Setiap ubin terangkat dari press besi dengan hati-hati, seolah benda rapuh yang menyimpan sejarah. Inilah Tegel Kunci, produsen ubin semen legendaris yang berdiri sejak 1927, ketika arsitektur kolonial Belanda tengah bersemi di Hindia Belanda.
Kini, hampir seabad kemudian, pabrik itu tetap hidup berkat Mega Puspa Arifien Karang, perempuan lulusan seni kriya logam Institut Seni Indonesia (ISI) Yogyakarta yang menghidupkan kembali pabrik ini setelah nyaris punah.
“Pertama kali kita lihat pabriknya tahun 1997, saya dan suami saya waktu itu melihat pabriknya masih berjalan, potensi artistiknya masih banyak, tapi yang dicetak itu hanya batako dan material yang tidak ada nilai seninya,” ujarnya kepada Fortune Indonesia, (9/10). “Kami tidak terlalu pikir dari segi bisnisnya, lebih melihat dari potensi artistiknya... supaya bisa berproduksi lagi.”

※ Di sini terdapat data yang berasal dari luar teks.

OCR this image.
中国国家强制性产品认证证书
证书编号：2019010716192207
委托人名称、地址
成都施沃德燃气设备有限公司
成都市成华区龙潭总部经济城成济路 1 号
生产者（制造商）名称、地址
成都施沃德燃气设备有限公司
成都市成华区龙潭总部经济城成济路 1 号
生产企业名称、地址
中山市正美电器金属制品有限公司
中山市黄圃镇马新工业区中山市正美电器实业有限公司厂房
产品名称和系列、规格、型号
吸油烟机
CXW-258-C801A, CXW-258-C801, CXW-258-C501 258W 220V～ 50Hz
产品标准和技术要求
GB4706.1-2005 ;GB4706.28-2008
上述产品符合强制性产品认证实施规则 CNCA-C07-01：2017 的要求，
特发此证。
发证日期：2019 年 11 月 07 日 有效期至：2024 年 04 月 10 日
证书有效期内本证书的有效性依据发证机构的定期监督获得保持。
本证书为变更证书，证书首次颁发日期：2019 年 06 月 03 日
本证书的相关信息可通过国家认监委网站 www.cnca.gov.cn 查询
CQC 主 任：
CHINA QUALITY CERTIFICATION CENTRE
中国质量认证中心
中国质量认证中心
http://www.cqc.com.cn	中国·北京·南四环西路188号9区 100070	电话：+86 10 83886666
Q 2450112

Krisis ekonomi 1997–1998 justru menjadi momentum awal kebangkitannya. Alih-alih menutup usaha baru, Mega menggunakan waktu itu untuk mendata dan merestorasi ratusan cetakan lama yang sebagian besar sudah tak bisa digunakan. “Kami mulai merestorasi cetakan-cetakan. Setelah itu kita perbaiki, baru setahun kemudian benar-benar bisa mencetak tegel.”
Hasilnya, dari 114 cetakan yang tersisa di awal, kini Tegel Kunci memiliki lebih dari 850 cetakan dan 49 warna. Sebuah kebangkitan yang tidak hanya menyelamatkan satu pabrik tua, tetapi juga menghidupkan kembali warisan desain tropis yang pernah mewarnai bangunan kolonial di Nusantara.